Dopo aver scioccato il pubblico con Educazione siberiana, da cui l’omonimo film del 2013 di Gabriele Salvatores, Lilin torna alla ribalta con un altro romanzo dalle tinte forti. Protagonista delle vicende narrateci da Lilin è Alëša, che fin da giovanissimo apre la sua carriera nel mondo della malavita con un omicidio. Criminale efferato e lettore intrepido dei grandi classici della letteratura mondiale, Alëša comincia a sentirsi stretto nei panni del killer perciò decide di porre fine a questo stile di vita dopo il suo ultimo assassinio. Teatro della vicenda è Milano, dove incontrerà Marta, che lo porterà a rimettere in discussione tutto se stesso.
Le stesse atmosfere di Educazione tornano a colpire il lettore allo stomaco, senza mai smettere di sorprendere per la sua asprezza e crudeltà. Basta un niente per lasciarsi ferire dallo stesso colpo di pistola che ricevono le vittime di Alëša e, allo stesso tempo, per provare empatia nei suoi confronti davanti alle emozioni che i capolavori della letteratura fanno nascere in lui.
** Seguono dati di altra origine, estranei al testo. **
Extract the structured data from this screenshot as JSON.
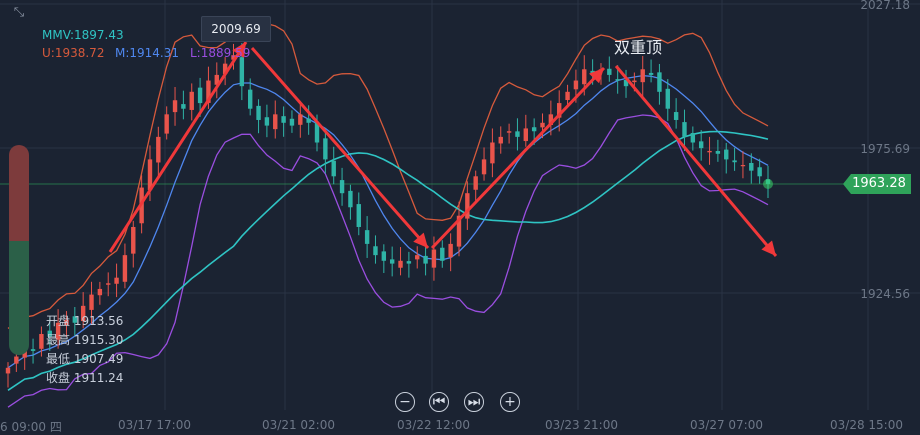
{
  "indicators": {
    "mmv": "MMV:1897.43",
    "upper": "U:1938.72",
    "middle": "M:1914.31",
    "lower": "L:1889.59"
  },
  "ohlc": {
    "open": "开盘 1913.56",
    "high": "最高 1915.30",
    "low": "最低 1907.49",
    "close": "收盘 1911.24"
  },
  "annotation": "双重顶",
  "tooltip_price": "2009.69",
  "current_price": "1963.28",
  "price_labels": [
    "2027.18",
    "1975.69",
    "1924.56"
  ],
  "time_labels": [
    "6 09:00 四",
    "03/17 17:00",
    "03/21 02:00",
    "03/22 12:00",
    "03/23 21:00",
    "03/27 07:00",
    "03/28 15:00"
  ],
  "controls": {
    "zoom_out": "−",
    "prev": "⏮",
    "next": "⏭",
    "zoom_in": "+"
  },
  "colors": {
    "bg": "#1b2332",
    "up": "#e9544b",
    "down": "#2fb4a7",
    "upper": "#d65a3c",
    "middle": "#4f87ef",
    "lower": "#9a4ee0",
    "mmv": "#2fc4c4",
    "arrow": "#f0383a",
    "current": "#2fa35a"
  },
  "chart_data": {
    "type": "candlestick",
    "price_axis_ticks": [
      2027.18,
      1975.69,
      1924.56
    ],
    "current_price": 1963.28,
    "peak_label": 2009.69,
    "close": [
      1898,
      1902,
      1906,
      1904,
      1910,
      1909,
      1914,
      1915,
      1914,
      1920,
      1924,
      1926,
      1928,
      1930,
      1938,
      1948,
      1962,
      1972,
      1980,
      1988,
      1993,
      1990,
      1996,
      1992,
      2000,
      2002,
      2006,
      2009,
      1998,
      1990,
      1986,
      1984,
      1988,
      1985,
      1984,
      1988,
      1985,
      1978,
      1972,
      1966,
      1960,
      1955,
      1948,
      1942,
      1938,
      1936,
      1935,
      1936,
      1935,
      1938,
      1935,
      1940,
      1936,
      1942,
      1952,
      1960,
      1966,
      1972,
      1978,
      1980,
      1982,
      1980,
      1983,
      1982,
      1985,
      1988,
      1992,
      1996,
      2000,
      2004,
      2002,
      2004,
      2002,
      2000,
      1998,
      2000,
      2004,
      2002,
      1996,
      1990,
      1986,
      1980,
      1978,
      1976,
      1975,
      1974,
      1972,
      1971,
      1970,
      1968,
      1966,
      1963.28
    ],
    "bands": {
      "upper": "U",
      "middle": "M",
      "lower": "L",
      "mmv": "MMV"
    },
    "notes": "double top pattern with arrows"
  }
}
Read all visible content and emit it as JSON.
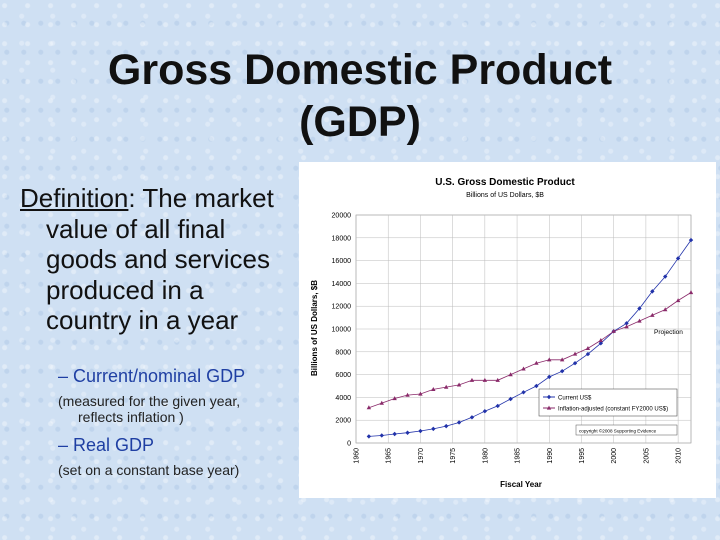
{
  "slide": {
    "title_line1": "Gross Domestic Product",
    "title_line2": "(GDP)",
    "definition_term": "Definition",
    "definition_lines": [
      ": The market",
      "value of all final",
      "goods and services",
      "produced in a",
      "country in a year"
    ],
    "bullet1": "– Current/nominal GDP",
    "note1_line1": "(measured for the given year,",
    "note1_line2": "reflects inflation )",
    "bullet2": "– Real GDP",
    "note2": "(set on a constant base year)"
  },
  "chart_data": {
    "type": "line",
    "title": "U.S. Gross Domestic Product",
    "subtitle": "Billions of US Dollars, $B",
    "xlabel": "Fiscal Year",
    "ylabel": "Billions of US Dollars, $B",
    "xlim": [
      1960,
      2012
    ],
    "ylim": [
      0,
      20000
    ],
    "x_ticks": [
      "1960",
      "1965",
      "1970",
      "1975",
      "1980",
      "1985",
      "1990",
      "1995",
      "2000",
      "2005",
      "2010"
    ],
    "y_ticks": [
      "0",
      "2000",
      "4000",
      "6000",
      "8000",
      "10000",
      "12000",
      "14000",
      "16000",
      "18000",
      "20000"
    ],
    "grid": true,
    "annotation": "Projection",
    "copyright": "copyright ©2008 Supporting Evidence",
    "legend_position": "bottom-right",
    "series": [
      {
        "name": "Current US$",
        "color": "#2233aa",
        "marker": "diamond",
        "x": [
          1962,
          1964,
          1966,
          1968,
          1970,
          1972,
          1974,
          1976,
          1978,
          1980,
          1982,
          1984,
          1986,
          1988,
          1990,
          1992,
          1994,
          1996,
          1998,
          2000,
          2002,
          2004,
          2006,
          2008,
          2010,
          2012
        ],
        "values": [
          580,
          660,
          790,
          900,
          1050,
          1240,
          1480,
          1800,
          2250,
          2790,
          3250,
          3860,
          4450,
          5000,
          5800,
          6300,
          7000,
          7800,
          8750,
          9800,
          10500,
          11800,
          13300,
          14600,
          16200,
          17800
        ]
      },
      {
        "name": "Inflation-adjusted (constant FY2000 US$)",
        "color": "#8a2a6a",
        "marker": "triangle",
        "x": [
          1962,
          1964,
          1966,
          1968,
          1970,
          1972,
          1974,
          1976,
          1978,
          1980,
          1982,
          1984,
          1986,
          1988,
          1990,
          1992,
          1994,
          1996,
          1998,
          2000,
          2002,
          2004,
          2006,
          2008,
          2010,
          2012
        ],
        "values": [
          3100,
          3500,
          3900,
          4200,
          4300,
          4700,
          4900,
          5100,
          5500,
          5500,
          5500,
          6000,
          6500,
          7000,
          7300,
          7300,
          7800,
          8300,
          9000,
          9800,
          10200,
          10700,
          11200,
          11700,
          12500,
          13200
        ]
      }
    ]
  }
}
Lo stile di Lilin riporta il lettore a quello dei grandi romanzieri russi: ricco di subordinate ed estremamente descrittivo. L’attenzione maniacale verso i dettagli e l’introspezione ricorda opere come Oblomov. Assolutamente consigliato agli amanti della letteratura dell’est e ai bibliofili incalliti, che non rimarranno affatto delusi dai riferimenti letterari di cui sono ricche le pagine di Spy story love story.